Durumunuz şöyle: Futbolculara çok para vermeyen Hollanda, Almanya gibi oyuncu altyapınız yok. Futbolcuların gelirlerinin çok olduğu İspanya, İtalya, İngiltere gibi ülkelerin takımlarındaki para ve çekicilik de sizde yok.

- Avrupa'nın gelişmiş futbol altyapısı: Avrupa'da futbol eğitimi 4-5 yaşlarında takım oyunuyla başlıyor. Bu yıllar refleks davranışların en kolay  geliştiği yıllar. Teknik bu yıllarda başlıyor. Yıldız bir Avrupalı Türk oyuncuyu takımınıza aldığınızda Avrupa futbol tekniği ile yoğrulmuş bir oyuncuya kavuşuyorsunuz.
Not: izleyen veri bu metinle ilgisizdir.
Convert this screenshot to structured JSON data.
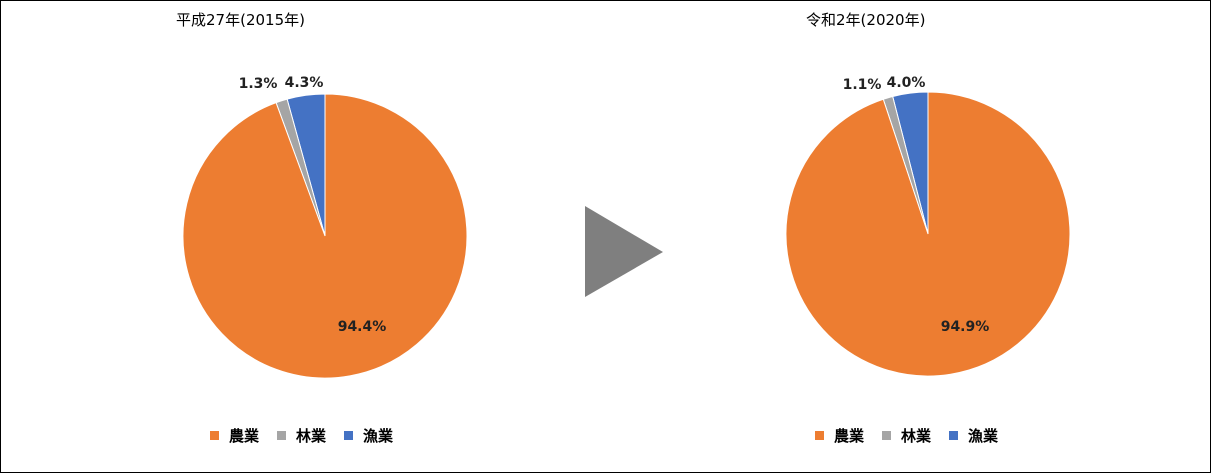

- Avrupa'daki Türk azınlığı, Türk kültürüne alışkın kişiler olmaları dolayısı ile Türk takımları için doğal bir devşirme alanı yaratıyor.

- Avrupalı Türk oyuncular özellikle büyük Türk takımlarında oynamaya (hala) çok istekliler.

Ancak Avrupa da Uyandı. Önlemini Alıyor

Yeryüzünü ekonomik, siyasal olarak elinde tutan Avrupalılar, bu gibi kurnazlığı yutacak kadar enayi değiller. Son yıllarda özellikle Almanya'da Türkiye'ye yıldız oyuncu aktarımı Almanları rahatsız etti. Özellikle Türk Ulusal Takımı'nı seçen oyunculara karşı altyapılarını kapatmaya dek varan önlemler aldılar. Ayrıca Almanlar da yıldız Avrupalı Türk oyuncuları izlemeye aldılar, onların beyinlerine sürekli "Alman Ulusal Takımını seçmek kariyerin için daha iyi"yi işlediler. sonuç olarak da Mesut Özil'in (biraz da parayı çok seven babasını kullanarak) Alman Ulusal Takımını seçmesini sağladılaar. Mesut Özil ile suyu tutan duvarın kapıları açıldı, arkasından başka oyuncular izledi ve ileride de çok daha iyi oyuncular izleyecek...

Sonuç olarak,

Yabancı oyuncular hemen her zaman her ülke futbolu için zenginliktir. Yeni kan, yeni teknik getirirler, ülke futbolunun gelişmesine katkıda bulunurlar. Ancak aşırı olarak yabancı oyunculara bağımlı duruma gelirseniz, Türk futbolunun bugün düştüğü duruma düşersiniz. Çünkü atalarımız söylemiş: Taşıma su ile değirmen dönmez. El oğluyla gerdeğe girilmez.

Başkasının emeği ile bir noktaya dek ilerlersiniz. Emek yoksa, sonuç ta olmaz. Ya da bugün Türk futbolunun olduğu durum gibi bir sonuç ortaya çıkar.